Seeing this as probably the most important bit of news today. From Bloomberg:
"Assets close to surpassing long ETFs for first time since 2013"
"Another sign of skepticism as stocks recover from February low"
"The most aggressive traders are joining the growing ranks of those betting against the three-month rally in U.S. stocks."
"So big have been the inflows that the market capitalization of inverse products is on the verge of eclipsing bullish notes for the first time since 2013."
2013 saw a bull run to new highs.
If ever there was fuel for a false breakout to new all-time highs, this may be one of the signs.

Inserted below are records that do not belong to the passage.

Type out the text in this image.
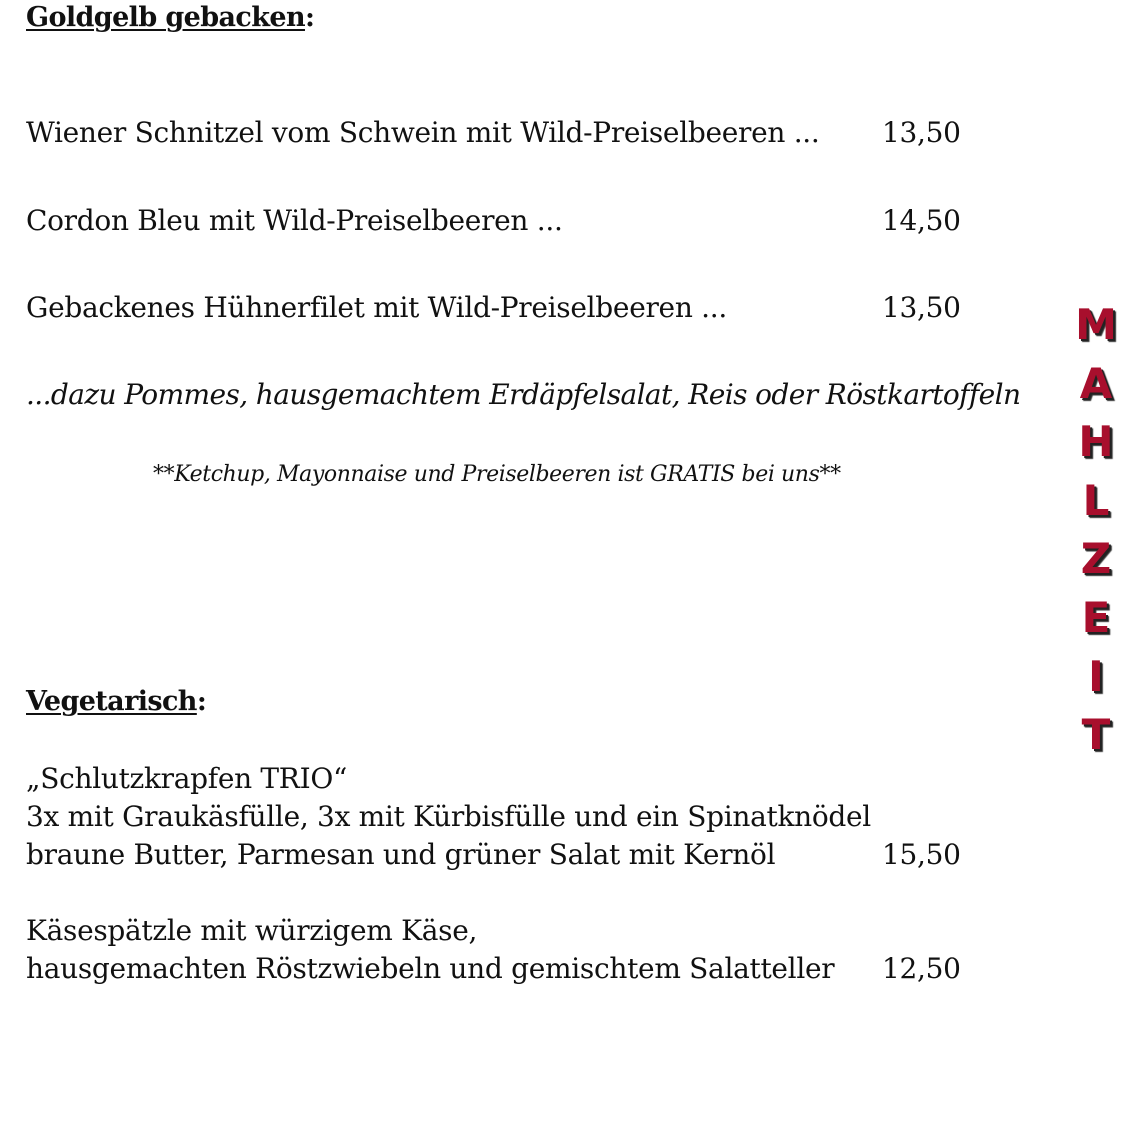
Goldgelb gebacken:
Wiener Schnitzel vom Schwein mit Wild-Preiselbeeren ... 13,50
Cordon Bleu mit Wild-Preiselbeeren ...	14,50
Gebackenes Hühnerfilet mit Wild-Preiselbeeren ...	13,50
...dazu Pommes, hausgemachtem Erdäpfelsalat, Reis oder Röstkartoffeln
**Ketchup, Mayonnaise und Preiselbeeren ist GRATIS bei uns**
Vegetarisch:
„Schlutzkrapfen TRIO“
3x mit Graukäsfülle, 3x mit Kürbisfülle und ein Spinatknödel
braune Butter, Parmesan und grüner Salat mit Kernöl	15,50
Käsespätzle mit würzigem Käse,
hausgemachten Röstzwiebeln und gemischtem Salatteller 12,50
M
A
H
L
Z
E
I
T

If internals remained weak, a rollover could follow.
Mixed in Asia last night, moderately down across Europe thus far.
USD weakness, slight commodity strength, but JPY and CHF stronger. A mixed bag tilting toward Risk Off.
Consolidation. Still poised for higher prices.
WTI crude higher, but looking like a rest period is close. NG higher too.
Ripping higher, yet could be needing a rest near term. Silver, platinum, and palladium each up over 2%.
Yesterday closed the 2081.43 gap and even closed above the nearby higher swing point, doing so on strong ticks and A/Ds yet weak volume.
The 78.6% Fib retracement is at 2095.73 just below 2100 round number resistance.
The larger question is whether price is concluding a 5-wave pattern up which could either signify a top of some sort, or merely wave 1 of a final & larger wave 5 up to the 2300-2500 area.
Or, is price getting ready for the previously mentioned false break out. Internals have been weak, yes, but inverse ETF inflows (essentially large short bets) could provide the fuel.